I shook my head. Again, joy was replaced by pain, elation with disappointment. Hours ago we were picking out wedding rings and now my life, my world, was about to be turned upside down again,

“This is Shakeela Geeti. She is a Mehndi artist.”

“Mehndi?”

“A tattooist. She does henna tattoos.”

“Henna tattoos?”

I looked at the woman in the colorful saree. Then at Angela who smiled at me. None of the hostility she’d shown to me when we first met, before we’d fucked, was reflected in her expression. What I saw there was something new, something worse...pity.

“Who’s getting the tattoo?”

Kenyatta smiled. It was a horrible sight. There was nothing warm in the expression. For the first time I recognized a hint of mischief and malevolence. He was getting off on this.

“You are. On your face.”

“My face? Why?”

“How else will you learn about discrimination? You want to know what it’s like for black people to walk into a job interview, apply for a bank loan, walk into a department store, and be judged, dismissed, despised the minute they look at your face? Your face will make you a second-class citizen just like we were for seventy years following the Emancipation Proclamation, free but not free, emancipated but still oppressed. Everywhere you go, people will take one look at you and attach half a dozen negative stereotypes to you.”
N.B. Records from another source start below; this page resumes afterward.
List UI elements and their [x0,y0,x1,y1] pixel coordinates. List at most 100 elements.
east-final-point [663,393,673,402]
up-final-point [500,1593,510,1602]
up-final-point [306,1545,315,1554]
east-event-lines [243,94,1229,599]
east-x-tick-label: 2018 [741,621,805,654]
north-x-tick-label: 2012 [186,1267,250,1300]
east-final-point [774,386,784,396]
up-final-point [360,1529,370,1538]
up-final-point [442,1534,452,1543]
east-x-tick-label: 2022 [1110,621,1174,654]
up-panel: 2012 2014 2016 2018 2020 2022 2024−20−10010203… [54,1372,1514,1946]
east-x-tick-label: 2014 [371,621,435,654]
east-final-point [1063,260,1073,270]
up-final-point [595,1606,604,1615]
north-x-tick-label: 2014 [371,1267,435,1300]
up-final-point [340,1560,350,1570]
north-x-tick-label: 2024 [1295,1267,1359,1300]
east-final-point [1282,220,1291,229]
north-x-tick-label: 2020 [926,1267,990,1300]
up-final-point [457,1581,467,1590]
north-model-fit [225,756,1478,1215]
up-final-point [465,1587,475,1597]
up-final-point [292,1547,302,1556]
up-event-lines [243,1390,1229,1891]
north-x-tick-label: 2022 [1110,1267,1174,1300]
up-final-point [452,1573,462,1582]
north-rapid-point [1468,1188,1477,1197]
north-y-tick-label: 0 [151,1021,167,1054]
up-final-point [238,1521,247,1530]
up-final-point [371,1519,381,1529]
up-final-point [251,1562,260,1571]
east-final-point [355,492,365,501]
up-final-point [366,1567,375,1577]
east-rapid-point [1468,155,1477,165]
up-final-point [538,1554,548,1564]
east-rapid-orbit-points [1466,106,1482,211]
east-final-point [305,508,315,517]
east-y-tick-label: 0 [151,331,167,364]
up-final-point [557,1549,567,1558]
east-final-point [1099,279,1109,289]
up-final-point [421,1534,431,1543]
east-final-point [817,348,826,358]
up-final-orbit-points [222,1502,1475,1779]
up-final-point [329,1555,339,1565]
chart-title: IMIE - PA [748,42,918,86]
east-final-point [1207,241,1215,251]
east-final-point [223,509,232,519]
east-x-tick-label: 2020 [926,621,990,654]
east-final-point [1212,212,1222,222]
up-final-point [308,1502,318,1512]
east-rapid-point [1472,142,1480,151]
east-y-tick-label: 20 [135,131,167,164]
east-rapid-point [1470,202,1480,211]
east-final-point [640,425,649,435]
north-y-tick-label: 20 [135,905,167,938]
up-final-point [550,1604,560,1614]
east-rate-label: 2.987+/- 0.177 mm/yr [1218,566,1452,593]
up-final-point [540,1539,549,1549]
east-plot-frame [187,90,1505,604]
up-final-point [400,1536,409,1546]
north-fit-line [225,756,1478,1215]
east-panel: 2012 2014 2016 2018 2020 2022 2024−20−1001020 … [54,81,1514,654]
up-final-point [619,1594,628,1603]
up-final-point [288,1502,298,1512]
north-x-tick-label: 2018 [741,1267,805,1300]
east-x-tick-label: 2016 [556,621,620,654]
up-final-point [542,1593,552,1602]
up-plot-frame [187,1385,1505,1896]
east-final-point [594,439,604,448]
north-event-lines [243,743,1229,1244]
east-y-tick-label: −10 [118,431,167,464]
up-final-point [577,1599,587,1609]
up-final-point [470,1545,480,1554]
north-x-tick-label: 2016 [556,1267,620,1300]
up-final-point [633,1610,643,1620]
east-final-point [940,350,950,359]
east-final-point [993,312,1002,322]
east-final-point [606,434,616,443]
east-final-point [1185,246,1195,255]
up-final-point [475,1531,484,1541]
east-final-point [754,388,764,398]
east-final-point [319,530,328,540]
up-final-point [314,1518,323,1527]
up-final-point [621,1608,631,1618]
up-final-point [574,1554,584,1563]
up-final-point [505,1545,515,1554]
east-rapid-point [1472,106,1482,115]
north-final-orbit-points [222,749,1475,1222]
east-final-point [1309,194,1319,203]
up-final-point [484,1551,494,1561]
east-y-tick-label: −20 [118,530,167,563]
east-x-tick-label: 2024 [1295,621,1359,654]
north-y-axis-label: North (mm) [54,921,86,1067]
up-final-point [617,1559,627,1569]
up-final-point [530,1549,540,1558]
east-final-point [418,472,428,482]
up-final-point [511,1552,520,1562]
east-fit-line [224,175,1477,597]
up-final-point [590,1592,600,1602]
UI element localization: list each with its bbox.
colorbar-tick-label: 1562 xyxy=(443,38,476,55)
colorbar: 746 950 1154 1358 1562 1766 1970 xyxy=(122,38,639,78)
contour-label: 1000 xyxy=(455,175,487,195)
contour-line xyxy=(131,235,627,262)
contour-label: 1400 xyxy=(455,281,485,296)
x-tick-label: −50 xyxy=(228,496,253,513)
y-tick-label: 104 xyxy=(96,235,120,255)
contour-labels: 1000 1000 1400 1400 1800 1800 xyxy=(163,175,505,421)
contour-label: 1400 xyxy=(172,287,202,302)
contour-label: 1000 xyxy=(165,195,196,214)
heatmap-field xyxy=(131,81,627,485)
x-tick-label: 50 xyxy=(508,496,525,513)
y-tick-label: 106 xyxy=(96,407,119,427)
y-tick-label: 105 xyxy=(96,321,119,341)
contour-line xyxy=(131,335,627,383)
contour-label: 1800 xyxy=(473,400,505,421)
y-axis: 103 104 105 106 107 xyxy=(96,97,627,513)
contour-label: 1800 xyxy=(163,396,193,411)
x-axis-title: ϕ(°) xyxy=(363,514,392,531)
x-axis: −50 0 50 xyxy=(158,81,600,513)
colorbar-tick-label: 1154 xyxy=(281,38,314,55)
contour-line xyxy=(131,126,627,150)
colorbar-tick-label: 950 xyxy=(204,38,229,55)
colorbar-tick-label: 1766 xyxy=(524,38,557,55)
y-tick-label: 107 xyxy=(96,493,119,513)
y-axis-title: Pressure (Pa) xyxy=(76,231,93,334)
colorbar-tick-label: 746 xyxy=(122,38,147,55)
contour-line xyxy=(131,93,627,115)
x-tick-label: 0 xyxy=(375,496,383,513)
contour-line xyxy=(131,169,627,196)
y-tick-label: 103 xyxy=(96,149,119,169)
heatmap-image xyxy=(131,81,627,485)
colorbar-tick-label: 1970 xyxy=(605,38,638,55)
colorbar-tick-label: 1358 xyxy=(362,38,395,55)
I shook my head. Tears wept from my eyes.

“Come on, Kenyatta. No. I-I can’t do that.”

The whips. The chains. The hard labor. The terrible food. The pain. I could endure it all again if I needed to, but going out in public to be looked down upon, ridiculed, rejected. It was too much. It had only been a few days since I was given my freedom and now this new humiliation… It was too much.